Tim Walker: Trinity College Dublin, 2000, English and Drama

I went to university in Dublin, where (and this may surprise you) Freshers' Week was rather less raucous than in this country. There was a foam party, naturally, and a "Traffic Light Ball", to which I non-committally wore orange. But we had no halls of residence to speak of, so I missed out on certain key Freshers' experiences, such as vomitous drinking games (phew), and late-night bed-hopping (boo). I spent most of the week being glommed into a gang of fellow Brits, though over the following four years I would manage to befriend some locals, too – mainly thanks to the many university societies that I joined during that week. Some I visited once and never went back: the debating clubs, the Tae-Kwon Do society, Sinn Fein. Others became permanent extra-curricular fixtures, and the source of my social life: the college newspaper, Trinity News, and the Players drama society. After a few days, I auditioned and was cast in the "Freshers' Co-op", a glorified panto starring about 50 Freshers, with about 50 more backstage. At last, I had some pals with whom to play those vomitous drinking games. Sadly, the bed-hopping remained elusive.

Victoria Summerley: Edinburgh, 1973, Music

I went to university at 16, so despite having gone to Dunfermline High School, only 11 miles away, I didn't have a cohort of friends starting with me. However, a friend who'd been in the year above me at school was studying music, so I spent Freshers' Week hanging out with him and a group of his friends who had just started at Edinburgh Art College. (We didn't say "hanging out" in the Seventies, of course.)

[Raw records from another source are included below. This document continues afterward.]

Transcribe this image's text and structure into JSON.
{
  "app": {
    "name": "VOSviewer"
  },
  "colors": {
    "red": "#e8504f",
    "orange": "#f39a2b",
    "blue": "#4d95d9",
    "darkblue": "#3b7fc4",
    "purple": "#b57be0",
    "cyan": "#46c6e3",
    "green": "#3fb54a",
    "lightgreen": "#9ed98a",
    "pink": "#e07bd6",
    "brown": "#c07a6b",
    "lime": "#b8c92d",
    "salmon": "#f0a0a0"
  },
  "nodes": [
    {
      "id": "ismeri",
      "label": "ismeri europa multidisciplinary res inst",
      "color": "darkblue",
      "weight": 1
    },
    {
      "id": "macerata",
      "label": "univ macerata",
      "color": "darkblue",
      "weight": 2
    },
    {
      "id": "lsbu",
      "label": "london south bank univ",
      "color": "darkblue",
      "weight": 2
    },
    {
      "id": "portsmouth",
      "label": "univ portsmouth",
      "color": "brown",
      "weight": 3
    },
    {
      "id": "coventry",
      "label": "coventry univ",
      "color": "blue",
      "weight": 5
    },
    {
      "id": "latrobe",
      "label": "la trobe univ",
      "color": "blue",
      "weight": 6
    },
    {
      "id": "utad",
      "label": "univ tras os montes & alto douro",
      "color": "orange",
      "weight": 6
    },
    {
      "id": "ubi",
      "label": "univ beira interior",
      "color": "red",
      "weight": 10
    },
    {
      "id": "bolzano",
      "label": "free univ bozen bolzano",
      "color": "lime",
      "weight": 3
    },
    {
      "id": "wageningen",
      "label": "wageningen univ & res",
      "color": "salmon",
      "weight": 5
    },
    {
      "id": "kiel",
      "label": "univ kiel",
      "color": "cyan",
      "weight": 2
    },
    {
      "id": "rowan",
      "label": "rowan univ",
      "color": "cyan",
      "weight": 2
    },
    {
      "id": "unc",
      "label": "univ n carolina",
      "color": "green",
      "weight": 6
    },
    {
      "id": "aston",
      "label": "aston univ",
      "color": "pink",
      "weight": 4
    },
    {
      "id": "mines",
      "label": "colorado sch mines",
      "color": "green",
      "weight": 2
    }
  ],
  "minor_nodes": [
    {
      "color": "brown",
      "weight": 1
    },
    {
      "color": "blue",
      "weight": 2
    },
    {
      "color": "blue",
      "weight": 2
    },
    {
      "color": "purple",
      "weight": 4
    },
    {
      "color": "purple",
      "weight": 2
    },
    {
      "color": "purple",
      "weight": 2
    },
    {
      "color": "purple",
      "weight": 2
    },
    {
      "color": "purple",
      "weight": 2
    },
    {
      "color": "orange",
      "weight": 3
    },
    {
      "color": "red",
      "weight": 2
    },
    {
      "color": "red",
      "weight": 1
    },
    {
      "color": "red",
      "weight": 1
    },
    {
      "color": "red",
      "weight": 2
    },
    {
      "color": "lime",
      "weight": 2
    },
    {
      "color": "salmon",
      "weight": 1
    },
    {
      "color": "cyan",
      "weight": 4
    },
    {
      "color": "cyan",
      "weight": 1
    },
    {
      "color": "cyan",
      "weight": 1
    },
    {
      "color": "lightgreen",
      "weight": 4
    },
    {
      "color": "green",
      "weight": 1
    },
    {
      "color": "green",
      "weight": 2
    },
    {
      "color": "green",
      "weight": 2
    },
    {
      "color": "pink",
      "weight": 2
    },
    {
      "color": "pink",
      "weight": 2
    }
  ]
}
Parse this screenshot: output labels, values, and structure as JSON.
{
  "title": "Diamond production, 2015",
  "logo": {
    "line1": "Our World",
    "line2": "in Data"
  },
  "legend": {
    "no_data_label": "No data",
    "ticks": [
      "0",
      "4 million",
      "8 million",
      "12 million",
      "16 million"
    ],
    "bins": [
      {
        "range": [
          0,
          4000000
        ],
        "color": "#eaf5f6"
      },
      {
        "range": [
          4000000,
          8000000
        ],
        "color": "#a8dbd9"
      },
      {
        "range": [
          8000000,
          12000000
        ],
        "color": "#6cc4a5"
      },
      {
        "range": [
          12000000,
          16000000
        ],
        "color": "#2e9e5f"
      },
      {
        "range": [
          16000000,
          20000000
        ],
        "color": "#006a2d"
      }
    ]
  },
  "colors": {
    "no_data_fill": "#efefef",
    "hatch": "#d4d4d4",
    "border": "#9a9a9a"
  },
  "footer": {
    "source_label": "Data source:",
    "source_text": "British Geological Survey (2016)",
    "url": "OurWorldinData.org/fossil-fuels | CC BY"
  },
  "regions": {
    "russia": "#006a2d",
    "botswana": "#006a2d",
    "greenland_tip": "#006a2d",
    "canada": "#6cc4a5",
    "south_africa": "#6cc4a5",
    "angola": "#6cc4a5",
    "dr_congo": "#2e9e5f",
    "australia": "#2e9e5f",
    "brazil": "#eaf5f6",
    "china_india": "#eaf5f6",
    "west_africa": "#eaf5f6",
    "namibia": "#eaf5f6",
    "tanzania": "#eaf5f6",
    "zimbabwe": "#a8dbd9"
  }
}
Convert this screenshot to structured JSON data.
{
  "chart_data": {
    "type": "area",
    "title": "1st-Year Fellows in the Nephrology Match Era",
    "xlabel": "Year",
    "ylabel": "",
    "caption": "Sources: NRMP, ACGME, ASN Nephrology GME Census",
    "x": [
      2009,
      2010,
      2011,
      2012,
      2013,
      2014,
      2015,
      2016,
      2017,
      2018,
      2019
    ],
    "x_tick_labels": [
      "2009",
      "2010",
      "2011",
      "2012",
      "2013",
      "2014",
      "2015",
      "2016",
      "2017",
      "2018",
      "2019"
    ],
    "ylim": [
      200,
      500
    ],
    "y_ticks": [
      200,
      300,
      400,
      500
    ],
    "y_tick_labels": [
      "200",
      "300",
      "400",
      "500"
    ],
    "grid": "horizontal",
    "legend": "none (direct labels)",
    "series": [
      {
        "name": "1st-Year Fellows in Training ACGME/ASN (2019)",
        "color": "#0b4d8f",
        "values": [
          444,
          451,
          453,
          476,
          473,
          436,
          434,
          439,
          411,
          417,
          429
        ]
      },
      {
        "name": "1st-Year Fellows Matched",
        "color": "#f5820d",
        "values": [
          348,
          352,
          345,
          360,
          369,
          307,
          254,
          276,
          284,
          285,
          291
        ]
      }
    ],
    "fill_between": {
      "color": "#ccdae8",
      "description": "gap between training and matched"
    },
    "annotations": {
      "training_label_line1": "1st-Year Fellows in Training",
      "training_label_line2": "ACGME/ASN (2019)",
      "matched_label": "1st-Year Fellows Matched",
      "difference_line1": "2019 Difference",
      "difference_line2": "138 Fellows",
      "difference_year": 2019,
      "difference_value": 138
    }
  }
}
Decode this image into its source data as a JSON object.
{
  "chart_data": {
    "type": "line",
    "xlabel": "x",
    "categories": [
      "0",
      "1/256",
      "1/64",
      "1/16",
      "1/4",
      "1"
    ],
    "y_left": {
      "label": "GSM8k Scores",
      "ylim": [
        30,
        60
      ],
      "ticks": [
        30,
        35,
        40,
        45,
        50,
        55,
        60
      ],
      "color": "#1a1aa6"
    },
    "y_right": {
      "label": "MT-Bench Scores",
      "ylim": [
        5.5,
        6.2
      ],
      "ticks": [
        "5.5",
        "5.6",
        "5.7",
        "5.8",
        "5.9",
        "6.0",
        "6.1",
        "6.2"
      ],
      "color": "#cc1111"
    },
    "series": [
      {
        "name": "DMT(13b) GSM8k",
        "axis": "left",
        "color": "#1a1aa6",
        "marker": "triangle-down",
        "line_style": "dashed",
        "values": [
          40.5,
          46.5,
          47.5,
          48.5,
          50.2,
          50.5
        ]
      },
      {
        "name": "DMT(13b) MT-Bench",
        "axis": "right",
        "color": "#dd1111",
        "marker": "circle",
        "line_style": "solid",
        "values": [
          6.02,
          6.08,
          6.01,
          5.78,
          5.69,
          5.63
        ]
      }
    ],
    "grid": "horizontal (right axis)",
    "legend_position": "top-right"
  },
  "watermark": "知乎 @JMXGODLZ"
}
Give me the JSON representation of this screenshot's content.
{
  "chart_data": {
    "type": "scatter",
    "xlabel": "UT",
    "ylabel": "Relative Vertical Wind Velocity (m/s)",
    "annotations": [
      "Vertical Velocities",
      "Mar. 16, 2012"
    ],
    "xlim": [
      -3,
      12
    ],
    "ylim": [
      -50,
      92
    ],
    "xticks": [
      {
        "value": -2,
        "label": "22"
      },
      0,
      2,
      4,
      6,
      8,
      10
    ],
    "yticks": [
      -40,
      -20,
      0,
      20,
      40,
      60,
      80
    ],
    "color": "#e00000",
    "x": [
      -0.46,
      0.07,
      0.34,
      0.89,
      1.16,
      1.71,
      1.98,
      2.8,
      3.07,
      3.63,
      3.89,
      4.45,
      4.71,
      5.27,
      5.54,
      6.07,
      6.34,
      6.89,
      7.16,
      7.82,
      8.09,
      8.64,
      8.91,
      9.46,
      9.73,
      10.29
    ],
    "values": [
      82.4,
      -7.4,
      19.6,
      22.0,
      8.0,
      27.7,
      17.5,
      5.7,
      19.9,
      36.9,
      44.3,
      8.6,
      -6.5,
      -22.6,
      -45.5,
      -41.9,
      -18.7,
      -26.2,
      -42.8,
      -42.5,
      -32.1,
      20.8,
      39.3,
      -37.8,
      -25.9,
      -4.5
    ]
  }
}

It was fun, but I must have somehow felt I'd missed out because in my final year, I found myself offering to organise Freshers' Week for the students' union.

One of the highlights was the Sexuality Forum, which was notorious for once having screened a film about how to achieve orgasm. My version was much more staid, with representatives from student health, the gay community and counselling service. I airily introduced them by saying: "Forget all those old wives' tales about jumping up and down after sex to stop you getting pregnant, these guys are here to give you proper advice."

As the forum finished, a friend grabbed me by the arm. "You know what you said about jumping up and down," she demanded with a worried look in her eye. "Is that not true?"